I've appended the obituary circulated by SoftQuad, the company he founded.
It omits a few details that are relevant to our trade. For instance, in the
late 1970s, as a student in his twenties frustrated with his inability to
find any formal training in editing, he spearheaded the formation of the
Banff Publishing Workshop, which opened in 1980. Banff remains one of the
two most prestigious publishing programs in North America.

As he flitted around the edges of copy editing in the late 1970s and early
1980s (while he was taking a degree in architecture?!), I remember him
taking us to task at FEAC (Freelance Editors' Association of Canada)
meetings for not becoming computer literate. He couldn't understand why we
still wanted to work on paper when word processors (remember Kaypro?) were
becoming available.  

He gave a "technology and editors" seminar for FEAC around 1981 that left us
totally befuddled. While the rest of us were debating whether we should
start using those new-fangled Post-It Notes, he was trying to get us
interested in the first tentative beginnings of SGML.

He understandably grew a bit restless with trying to drag us into the future
with him, and went on to work with the people at tiny Coach House Press, who
wanted to know how they could use the same computer files to produce
hard-cover and paperback versions of books, without having to totally
reformat everything. In the mid 1970s, he (along with Stan Bevington of
Coach House and two others) formed SoftQuad, which was intended to produce
software to do just that.  

Inadvertently (or maybe Yuri saw it all along?), they helped produce
software that makes Web browsers possible.
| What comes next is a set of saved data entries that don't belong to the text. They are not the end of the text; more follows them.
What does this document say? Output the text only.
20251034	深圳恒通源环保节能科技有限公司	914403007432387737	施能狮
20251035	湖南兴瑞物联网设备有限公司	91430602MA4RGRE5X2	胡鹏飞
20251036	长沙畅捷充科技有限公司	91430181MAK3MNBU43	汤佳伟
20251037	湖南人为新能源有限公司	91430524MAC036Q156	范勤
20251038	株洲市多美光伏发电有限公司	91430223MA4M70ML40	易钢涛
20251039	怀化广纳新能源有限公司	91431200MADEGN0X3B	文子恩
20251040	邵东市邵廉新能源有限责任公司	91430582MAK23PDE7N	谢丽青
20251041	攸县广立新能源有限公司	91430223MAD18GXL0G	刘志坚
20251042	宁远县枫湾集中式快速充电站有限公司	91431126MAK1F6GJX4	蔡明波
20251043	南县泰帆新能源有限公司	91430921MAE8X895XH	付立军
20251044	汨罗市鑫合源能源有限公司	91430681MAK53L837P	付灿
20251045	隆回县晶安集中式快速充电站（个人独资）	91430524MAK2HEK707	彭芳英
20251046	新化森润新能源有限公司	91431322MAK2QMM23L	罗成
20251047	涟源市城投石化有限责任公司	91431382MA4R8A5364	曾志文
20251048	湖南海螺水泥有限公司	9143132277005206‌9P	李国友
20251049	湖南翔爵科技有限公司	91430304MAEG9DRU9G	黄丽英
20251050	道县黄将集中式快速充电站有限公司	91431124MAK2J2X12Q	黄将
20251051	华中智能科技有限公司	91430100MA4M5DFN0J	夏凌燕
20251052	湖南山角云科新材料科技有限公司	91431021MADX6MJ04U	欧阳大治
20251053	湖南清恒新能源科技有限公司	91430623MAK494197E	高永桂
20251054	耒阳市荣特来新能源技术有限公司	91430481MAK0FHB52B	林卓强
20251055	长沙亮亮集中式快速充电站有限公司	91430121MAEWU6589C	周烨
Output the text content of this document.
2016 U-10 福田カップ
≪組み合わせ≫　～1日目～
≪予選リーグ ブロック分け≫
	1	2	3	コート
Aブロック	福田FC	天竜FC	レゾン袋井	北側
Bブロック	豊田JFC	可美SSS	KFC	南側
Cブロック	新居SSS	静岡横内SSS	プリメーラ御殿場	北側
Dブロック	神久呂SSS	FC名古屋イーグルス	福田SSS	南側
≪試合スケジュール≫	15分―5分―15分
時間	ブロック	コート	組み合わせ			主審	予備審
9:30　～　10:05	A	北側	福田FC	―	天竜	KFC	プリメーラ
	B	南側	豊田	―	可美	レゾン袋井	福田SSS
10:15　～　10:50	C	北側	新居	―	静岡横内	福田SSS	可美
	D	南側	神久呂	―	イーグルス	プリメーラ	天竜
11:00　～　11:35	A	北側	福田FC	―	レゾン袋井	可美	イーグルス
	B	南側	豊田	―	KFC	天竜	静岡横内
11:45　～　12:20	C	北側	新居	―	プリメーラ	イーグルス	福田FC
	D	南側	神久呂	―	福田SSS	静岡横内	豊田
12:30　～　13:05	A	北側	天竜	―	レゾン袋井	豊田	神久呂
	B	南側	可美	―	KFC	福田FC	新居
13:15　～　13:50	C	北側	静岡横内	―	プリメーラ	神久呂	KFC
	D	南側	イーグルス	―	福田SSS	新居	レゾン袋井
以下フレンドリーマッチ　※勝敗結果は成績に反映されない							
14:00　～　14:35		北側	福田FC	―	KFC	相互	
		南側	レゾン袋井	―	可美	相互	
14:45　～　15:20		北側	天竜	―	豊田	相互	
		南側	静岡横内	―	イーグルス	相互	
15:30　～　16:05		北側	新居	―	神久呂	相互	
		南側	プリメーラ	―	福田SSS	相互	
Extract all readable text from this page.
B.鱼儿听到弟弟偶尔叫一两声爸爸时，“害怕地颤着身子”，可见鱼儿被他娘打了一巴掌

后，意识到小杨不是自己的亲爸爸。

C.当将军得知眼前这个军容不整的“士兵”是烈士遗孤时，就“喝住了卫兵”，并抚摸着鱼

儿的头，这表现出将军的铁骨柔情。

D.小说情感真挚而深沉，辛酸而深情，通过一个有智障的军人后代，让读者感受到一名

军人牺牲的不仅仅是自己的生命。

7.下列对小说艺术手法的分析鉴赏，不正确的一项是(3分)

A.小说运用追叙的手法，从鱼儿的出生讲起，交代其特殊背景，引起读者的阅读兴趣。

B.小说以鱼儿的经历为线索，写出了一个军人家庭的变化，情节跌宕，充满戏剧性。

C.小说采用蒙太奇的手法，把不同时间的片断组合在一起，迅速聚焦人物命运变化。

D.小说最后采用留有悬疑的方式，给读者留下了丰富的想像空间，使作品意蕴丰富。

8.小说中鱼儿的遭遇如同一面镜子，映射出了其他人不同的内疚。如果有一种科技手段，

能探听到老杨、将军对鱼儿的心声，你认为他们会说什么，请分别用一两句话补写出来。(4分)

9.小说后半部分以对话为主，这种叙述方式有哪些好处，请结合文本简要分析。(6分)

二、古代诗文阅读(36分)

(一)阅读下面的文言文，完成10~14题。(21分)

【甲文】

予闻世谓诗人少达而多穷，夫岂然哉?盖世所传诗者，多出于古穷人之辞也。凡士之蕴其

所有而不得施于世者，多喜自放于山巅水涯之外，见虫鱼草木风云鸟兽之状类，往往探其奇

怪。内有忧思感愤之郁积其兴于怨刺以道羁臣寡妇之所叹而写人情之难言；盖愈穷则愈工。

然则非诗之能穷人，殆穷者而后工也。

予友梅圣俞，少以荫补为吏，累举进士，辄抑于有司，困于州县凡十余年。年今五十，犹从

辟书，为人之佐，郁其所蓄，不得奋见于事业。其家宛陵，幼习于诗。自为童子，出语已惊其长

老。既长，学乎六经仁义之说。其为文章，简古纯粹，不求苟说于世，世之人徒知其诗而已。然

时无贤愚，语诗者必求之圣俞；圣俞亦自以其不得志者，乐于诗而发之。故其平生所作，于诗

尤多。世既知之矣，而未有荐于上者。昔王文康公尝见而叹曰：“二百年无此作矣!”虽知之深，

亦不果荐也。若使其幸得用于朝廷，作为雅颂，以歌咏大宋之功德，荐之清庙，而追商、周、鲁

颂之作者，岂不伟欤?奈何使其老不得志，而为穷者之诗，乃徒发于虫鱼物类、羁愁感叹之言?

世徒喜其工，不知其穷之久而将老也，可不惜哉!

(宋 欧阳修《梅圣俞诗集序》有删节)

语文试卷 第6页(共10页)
The above is written from fuzzy fifteen-year-old memories. The brief
obituary I've reproduced below, from SoftQuad, is presumably better researched!

                       YURI RUBINSKY

Canada lost a true Renaissance Man, on Sunday, January 21st.
Yuri Rubinsky, born in Tripoli, Lebanon on August 2, 1952, died suddenly.

He graduated as an Architect from the University of Toronto in 1979, but
his accomplishments centered in three main areas: software, publishing and

Yuri was a founder and President of SoftQuad Inc, and developed
software for the Internet such as HoTMetaL, MetalWorks and Author/Editor.
He was also Chairman, SGML Open Consortium and influential member of many
Internet and World Wide Web Standards and Technical organizations.
He was also known around the world for his dedication and innovation in
developing software for the visually impaired.

Yuri was Founding Co-Director of the Banff Publishing Workshop and
actively promoted the cause of publishers and writers in Canada. He also
founded, created and edited both Yorker Magazine, (1985-86) and Not The
Globe and Mail (1984) and founded Invisible Books in 1979.

His greatest achievements were as a writer: co-author of Christopher
Columbus Answers All Charges, 1993;   The Wankers' Guide to Canada, 1986;
A History of The End of The World, 1982.  Editor of The SGML Primer, 1991
and The SGML Handbook, 1990.  Yuri was also co-author and producer of SGML:
The Movie, 1990, and Invisible Cities, the play, in 1981. Recently Yuri was
finishing two books on SGML and the Internet, as well as an historical
comedy on Vergil, Mesmer and Neil Armstrong.

Yuri leaves his greatest admirer and supporter, Holley, his wife, a poet and
editor; her daughter, Robin;  his parents, Andre and Anna, a loving sister
Katherine, her husband John, and Jamie and Christopher, their children.

He was a man who knew what it meant to be first, and always strove to be
first in everything he did.

Memorial Service at Deer Park United Church, Saturday,  January 27th, 2 pm.
Donations In Memoriam to The War Amps of Canada.